NVIDIA「DLSS 5」がゲーマーの怒りを買う! キャラの顔を勝手に「美化」するAI機能にミーム拡散

NVIDIAがGTC 2026で発表した次世代グラフィックス技術「DLSS 5」が、発表直後からゲーマーコミュニティで激しい反発を受けています。SNSでは「Yassifyフィルター」「スロップトレーシング」といった皮肉まじりの呼び名がつけられ、CEO Jensen Huangが「批判している人は完全に間違っている」と反論する異例の事態に発展しました。

DLSS 5が炎上?その理由は…(AI生成)
DLSS 5が炎上?その理由は…(AI生成)

DLSS 5とは何か

DLSSはDeep Learning Super Samplingの略で、NVIDIAが2018年から提供してきたAIアップスケーリング技術です。従来はゲームの見た目を「補完する」役割でしたが、DLSS 5は「ニューラルレンダリング」と呼ばれる新しいアプローチを採用。ゲームの3Dデータをもとに、AIがリアルタイムでフォトリアルなライティングやマテリアル表現を上書きします。NVIDIAは「2018年のリアルタイムレイトレーシング以来、最も重要な進歩」と位置づけ、Huangは「グラフィックスにおけるGPTモーメント」と表現しました。

「Yassifyフィルター」と呼ばれる理由

問題の発端は公式デモ映像です。「バイオハザード レクイエム」のキャラクター・Grace Ashcroftの顔が、DLSS 5適用後に唇がふっくらと厚くなり、頬骨が鋭くなり、目元のくまが消えるなど、元のデザインとは明らかに異なる「美化」が施されていました。PC Gamerの記者は「何度見直しても照明の変化ではなく、顔の構造そのものが変わっている」と指摘しています。

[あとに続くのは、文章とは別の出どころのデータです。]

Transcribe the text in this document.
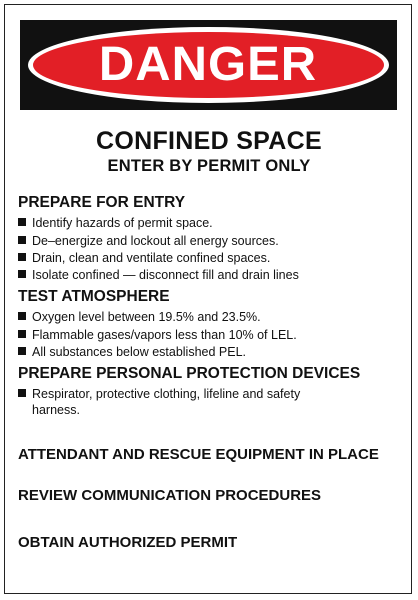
DANGER
CONFINED SPACE
ENTER BY PERMIT ONLY
PREPARE FOR ENTRY
Identify hazards of permit space.
De–energize and lockout all energy sources.
Drain, clean and ventilate confined spaces.
Isolate confined — disconnect fill and drain lines
TEST ATMOSPHERE
Oxygen level between 19.5% and 23.5%.
Flammable gases/vapors less than 10% of LEL.
All substances below established PEL.
PREPARE PERSONAL PROTECTION DEVICES
Respirator, protective clothing, lifeline and safety harness.
ATTENDANT AND RESCUE EQUIPMENT IN PLACE
REVIEW COMMUNICATION PROCEDURES
OBTAIN AUTHORIZED PERMIT
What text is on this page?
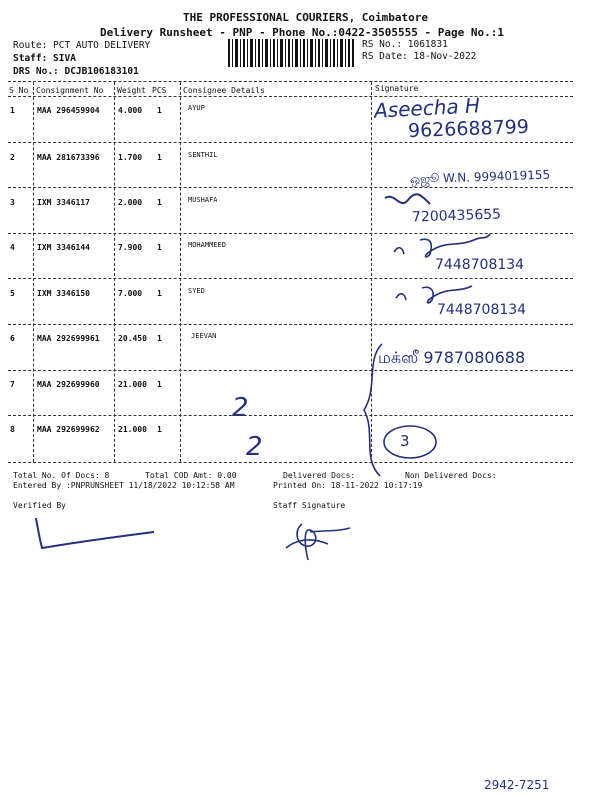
THE PROFESSIONAL COURIERS, Coimbatore
Delivery Runsheet - PNP - Phone No.:0422-3505555 - Page No.:1
Route: PCT AUTO DELIVERY
Staff: SIVA
DRS No.: DCJB106183101
RS No.: 1061831
RS Date: 18-Nov-2022
S No Consignment No Weight PCS Consignee Details	Signature
1	MAA 296459904 4.000 1	AYUP
2	MAA 281673396 1.700 1	SENTHIL
3	IXM 3346117	2.000 1	MUSHAFA
4	IXM 3346144	7.900 1	MOHAMMEED
5	IXM 3346150	7.000 1	SYED
6	MAA 292699961 20.450 1	JEEVAN
7	MAA 292699960 21.000 1
8	MAA 292699962 21.000 1
Aseecha H
9626688799
ஒஜூ W.N. 9994019155
7200435655
7448708134
7448708134
மக்ஸீ 9787080688
3
2
2
Total No. Of Docs: 8	Total COD Amt: 0.00	Delivered Docs:	Non Delivered Docs:
Entered By :PNPRUNSHEET 11/18/2022 10:12:58 AM	Printed On: 18-11-2022 10:17:19
Verified By	Staff Signature
2942-7251
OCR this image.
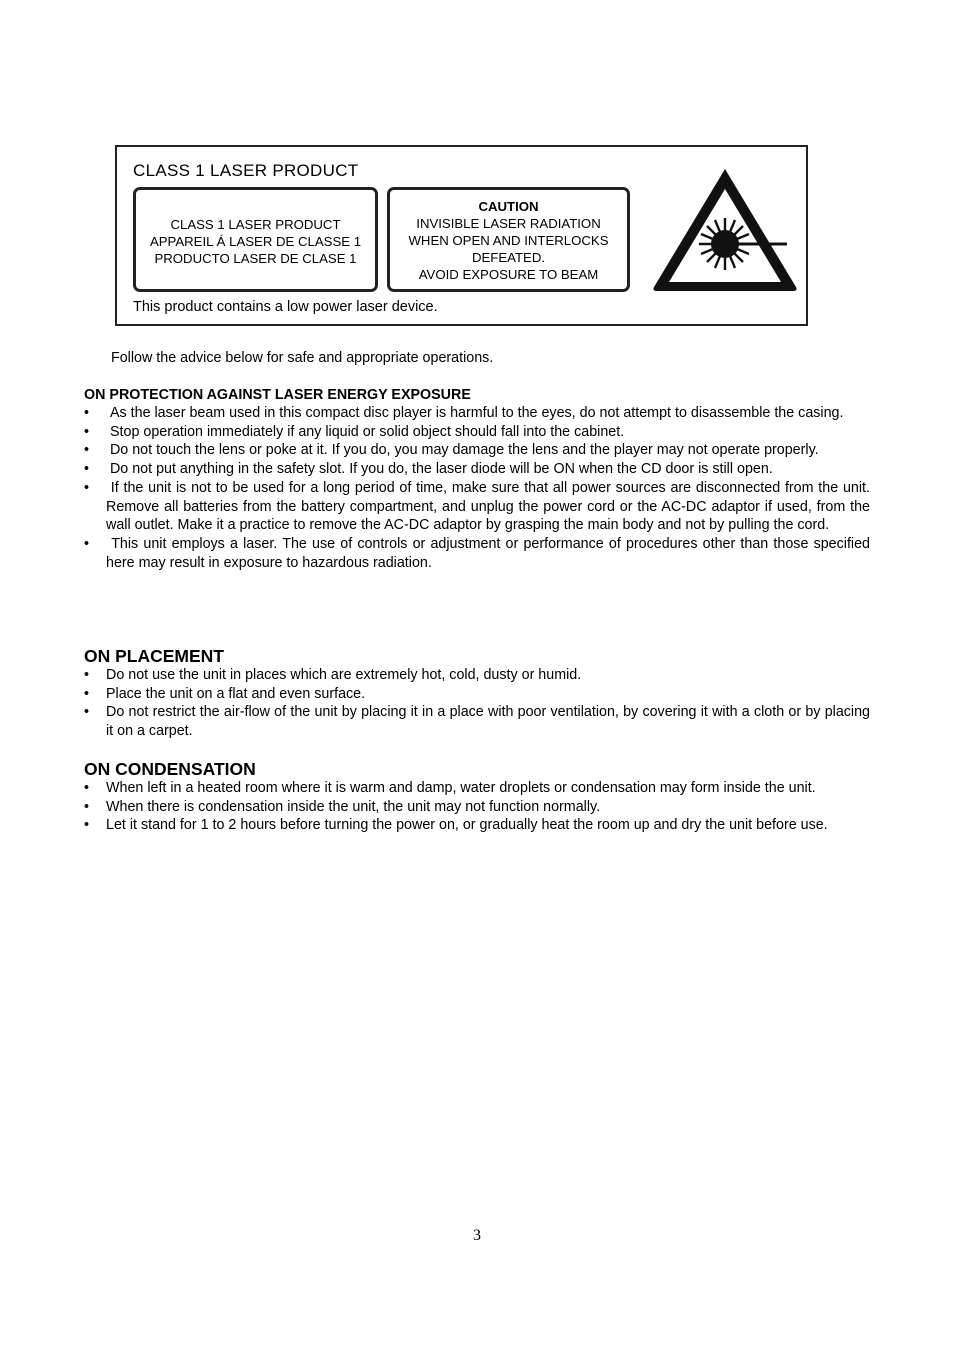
CLASS 1 LASER PRODUCT
CLASS 1 LASER PRODUCT
APPAREIL Á LASER DE CLASSE 1
PRODUCTO LASER DE CLASE 1
CAUTION
INVISIBLE LASER RADIATION
WHEN OPEN AND INTERLOCKS
DEFEATED.
AVOID EXPOSURE TO BEAM
This product contains a low power laser device.
Follow the advice below for safe and appropriate operations.
ON PROTECTION AGAINST LASER ENERGY EXPOSURE
• As the laser beam used in this compact disc player is harmful to the eyes, do not attempt to disassemble the casing.
• Stop operation immediately if any liquid or solid object should fall into the cabinet.
• Do not touch the lens or poke at it. If you do, you may damage the lens and the player may not operate properly.
• Do not put anything in the safety slot. If you do, the laser diode will be ON when the CD door is still open.
• If the unit is not to be used for a long period of time, make sure that all power sources are disconnected from the unit. Remove all batteries from the battery compartment, and unplug the power cord or the AC-DC adaptor if used, from the wall outlet. Make it a practice to remove the AC-DC adaptor by grasping the main body and not by pulling the cord.
• This unit employs a laser. The use of controls or adjustment or performance of procedures other than those specified here may result in exposure to hazardous radiation.
ON PLACEMENT
• Do not use the unit in places which are extremely hot, cold, dusty or humid.
• Place the unit on a flat and even surface.
• Do not restrict the air-flow of the unit by placing it in a place with poor ventilation, by covering it with a cloth or by placing it on a carpet.
ON CONDENSATION
• When left in a heated room where it is warm and damp, water droplets or condensation may form inside the unit.
• When there is condensation inside the unit, the unit may not function normally.
• Let it stand for 1 to 2 hours before turning the power on, or gradually heat the room up and dry the unit before use.
3
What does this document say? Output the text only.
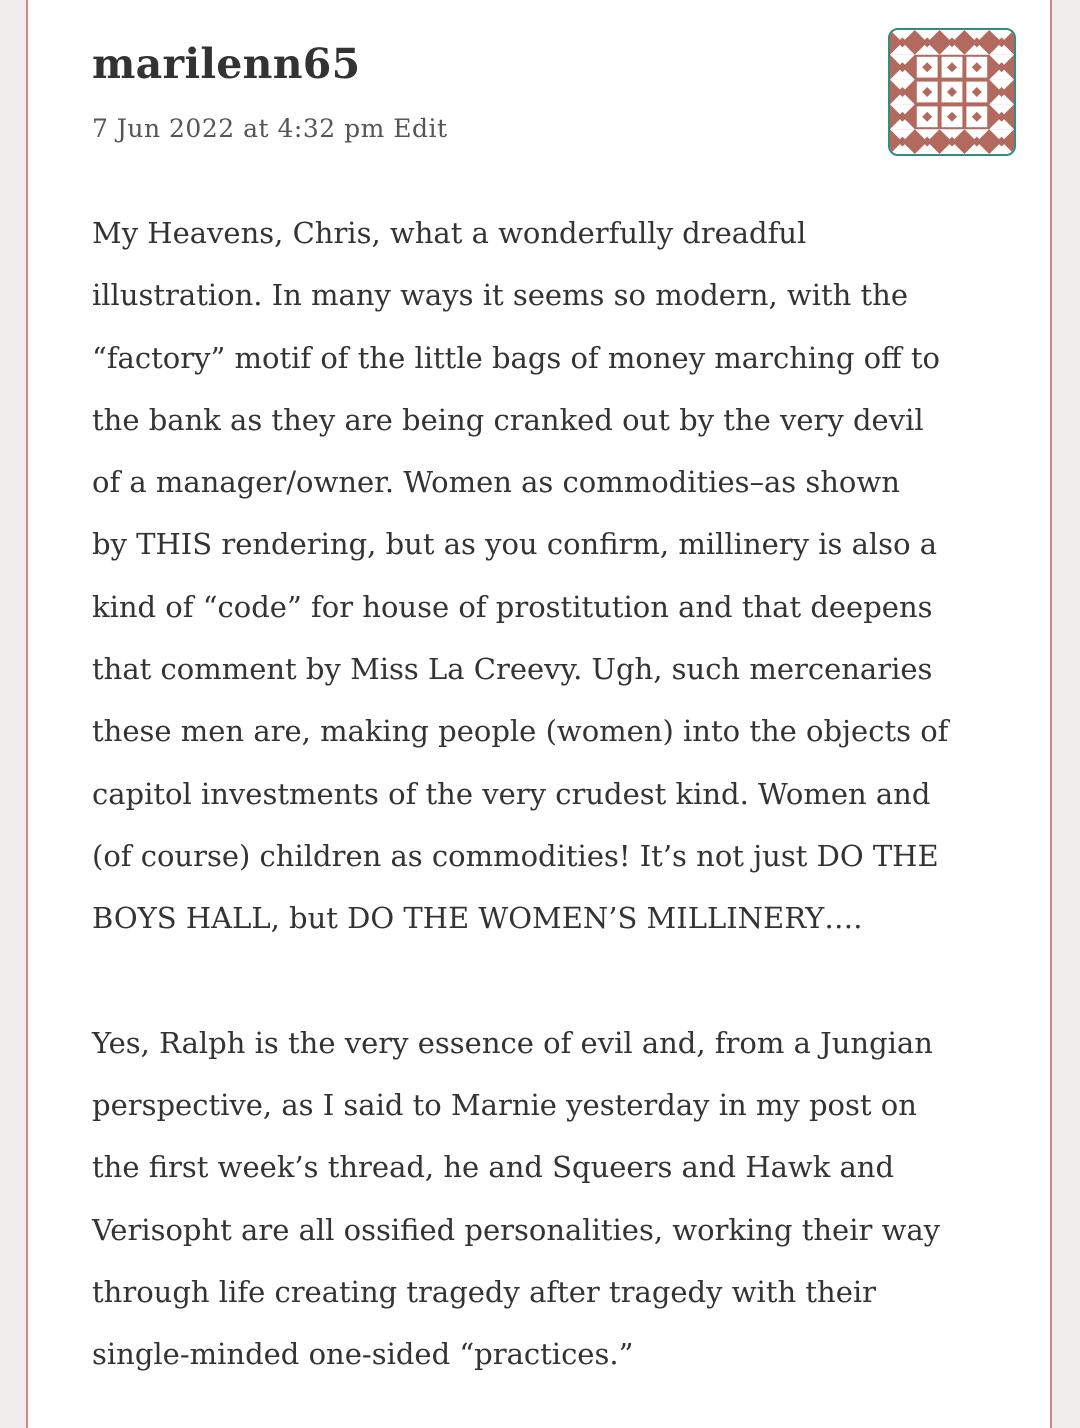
marilenn65
7 Jun 2022 at 4:32 pm Edit

My Heavens, Chris, what a wonderfully dreadful
illustration. In many ways it seems so modern, with the
“factory” motif of the little bags of money marching off to
the bank as they are being cranked out by the very devil
of a manager/owner. Women as commodities–as shown
by THIS rendering, but as you confirm, millinery is also a
kind of “code” for house of prostitution and that deepens
that comment by Miss La Creevy. Ugh, such mercenaries
these men are, making people (women) into the objects of
capitol investments of the very crudest kind. Women and
(of course) children as commodities! It’s not just DO THE
BOYS HALL, but DO THE WOMEN’S MILLINERY….

Yes, Ralph is the very essence of evil and, from a Jungian
perspective, as I said to Marnie yesterday in my post on
the first week’s thread, he and Squeers and Hawk and
Verisopht are all ossified personalities, working their way
through life creating tragedy after tragedy with their
single-minded one-sided “practices.”
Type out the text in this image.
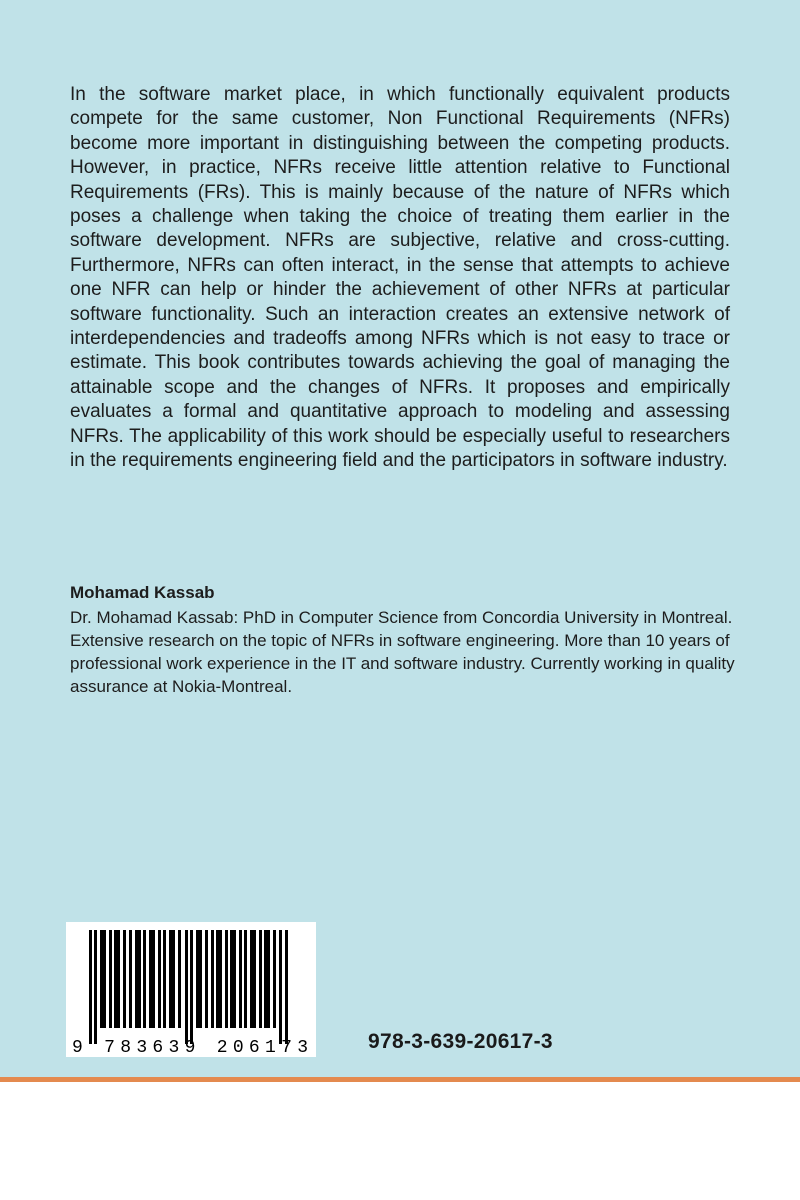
In the software market place, in which functionally equivalent products compete for the same customer, Non Functional Requirements (NFRs) become more important in distinguishing between the competing products. However, in practice, NFRs receive little attention relative to Functional Requirements (FRs). This is mainly because of the nature of NFRs which poses a challenge when taking the choice of treating them earlier in the software development. NFRs are subjective, relative and cross-cutting. Furthermore, NFRs can often interact, in the sense that attempts to achieve one NFR can help or hinder the achievement of other NFRs at particular software functionality. Such an interaction creates an extensive network of interdependencies and tradeoffs among NFRs which is not easy to trace or estimate. This book contributes towards achieving the goal of managing the attainable scope and the changes of NFRs. It proposes and empirically evaluates a formal and quantitative approach to modeling and assessing NFRs. The applicability of this work should be especially useful to researchers in the requirements engineering field and the participators in software industry.

Mohamad Kassab

Dr. Mohamad Kassab: PhD in Computer Science from Concordia University in Montreal. Extensive research on the topic of NFRs in software engineering. More than 10 years of professional work experience in the IT and software industry. Currently working in quality assurance at Nokia-Montreal.

9 783639 206173	978-3-639-20617-3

この現象はSNSのAIフェイスフィルターと酷似しており、ゲーマーたちはすぐに「Yassifyフィルター」と命名。Yassifyとは、AI加工で人物を過度に美化するネットスラングです。IGNは「ゲームデザインの芸術に対する侮辱」と題した記事を掲載し、「DLSS 5 ON / OFF」の比較ミームはKnow Your Memeに正式登録されるほどの拡散を見せています。

NVIDIAの反論と開発者の反応

記者向けQ&Aで批判について問われたHuangは「まず、彼らは完全に間違っている」と即答。DLSS 5はフレーム単位のポスト処理ではなく、3Dジオメトリに基づく「コンテンツ制御型の生成AI」であり、開発者がスタイルをファインチューニングできると強調しました。「我々は技術を作った。アートを作ったわけではない」という言葉に加え、2018年にレイトレーシングも当初は批判されたが後に主流になった例を引き合いに出しています。

BethesdaもStarfieldとOblivion RemasteredのDLSS 5対応は「完全にアーティストの管理下にある」と声明を出しました。

2026年秋リリース予定

DLSS 5は2026年秋にリリース予定で、対応タイトルにはCapcom「バイオハザード レクイエム」、Bethesda「Starfield」「Oblivion Remastered」、Ubisoft「Assassin’s Creed Shadows」、Warner Bros. Games「Hogwarts Legacy」などが名を連ねています。NVIDIAはFAQで「GTCで見せたのは初期プレビューであり、モデルはまだ最適化の途中」としています。

大手パブリッシャーが対応に前向きな一方、SNSでの批判は沈静化の気配がありません。ゲーム開発者が作り上げたアートスタイルをAIが上書きしうるという構造は、「誰がゲームの見た目を決めるのか」という問いを突きつけています。